Keluarga salah satu korban pesawat jatuh di Lapangan Sunburst, BSD, Tangerang Selatan, tiba di Rumah Sakit (RS) Polri Kramat Jati, Jakarta Timur, Minggu (19/5) malam.
Dalam pantauan di lokasi, keluarga salah satu korban tiba sekitar pukul 23.25 WIB. Berdasarkan informasi yang diperoleh, keluarga yang datang merupakan istri dari Farid Ahmad, engineer yang menjadi salah satu korban akibat insiden ini.
Ia datang ditemani oleh adik dari Farid Ahmad. Saat melintasi Gedung Instalasi Kedokteran Forensik, istri Farid tampak tak kuasa menahan tangisnya.

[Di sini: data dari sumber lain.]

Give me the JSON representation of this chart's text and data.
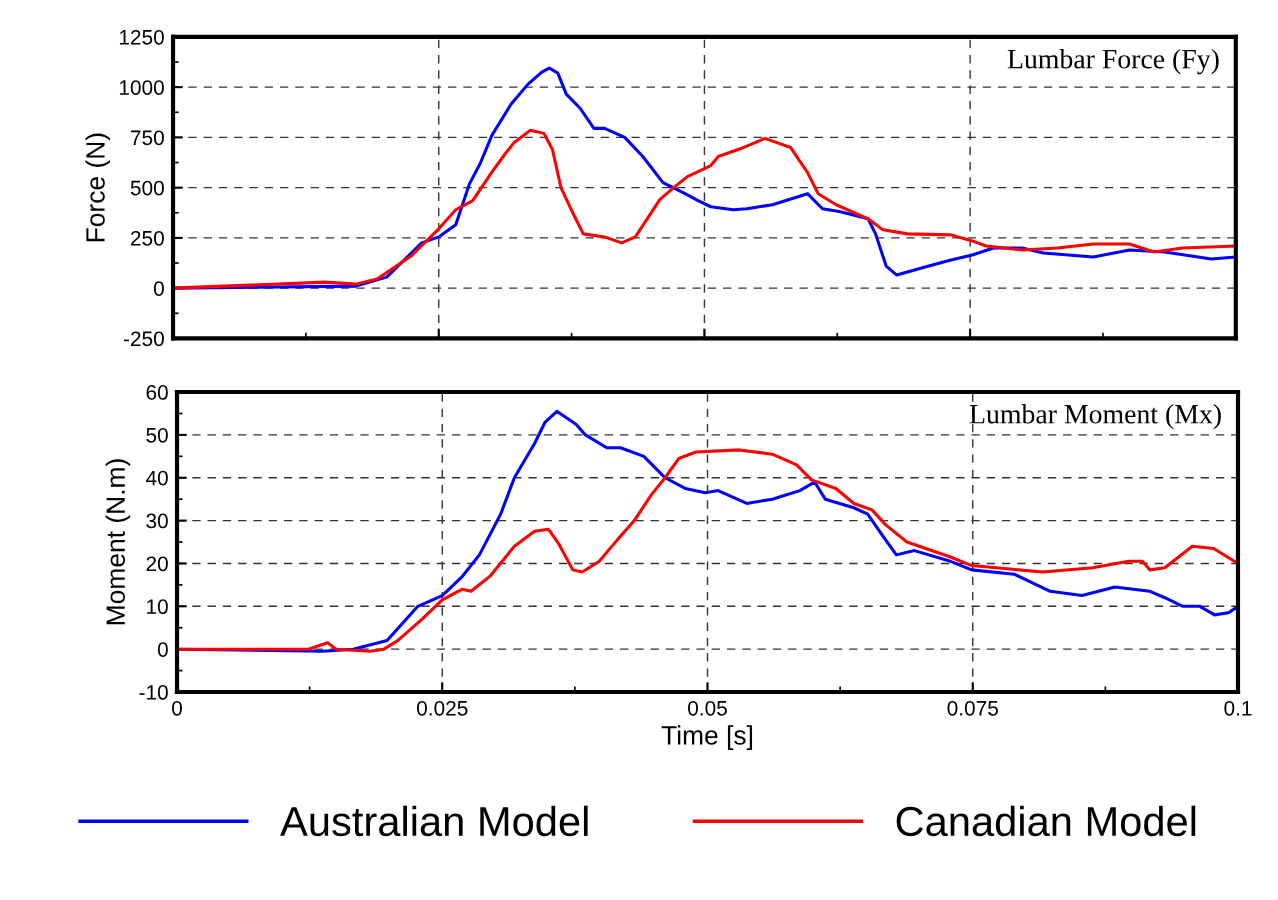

Dia tampak mengenakan pakaian serba hitam dan langsung menuju ke salah satu ruangan dengan ditemani oleh sejumlah orang. Di dalam ruangan itu, sang istri tampak masih menangis.
Dalam insiden kecelakaan ini, ada tiga korban tewas. Yakni pilot atas nama Capt Pulu Darmawan, co-pilot Capt Suanda, dan seorang engineer, Farid Ahmad.
Pesawat tersebut awalnya bertolak dari Pondok Cabe, Tangerang Selatan, Banten menuju ke Tanjung Lesung, Pandeglang, Banten. Beberapa saat setelah mendarat di Tanjung Lesung, pesawat ini terbang kembali menuju Pondok Cabe. Namun, di tengah perjalanan mengalami kecelakaan dan jatuh di BSD.
Mau Mendarat Darurat
Pesawat itu diduga mau mendarat darurat. Namun, lebih dulu menabrak pohon sebelum akhirnya terjatuh.
Kita masih pelajari, kenapa pilot mengarah ke sini, tapi kita duga mungkin pilot mau mendarat darurat, karena memang di situ lapangan, cuman masalahnya dia terkena pohon duluan," Ketua KNKT Soerjanto Tjahjono.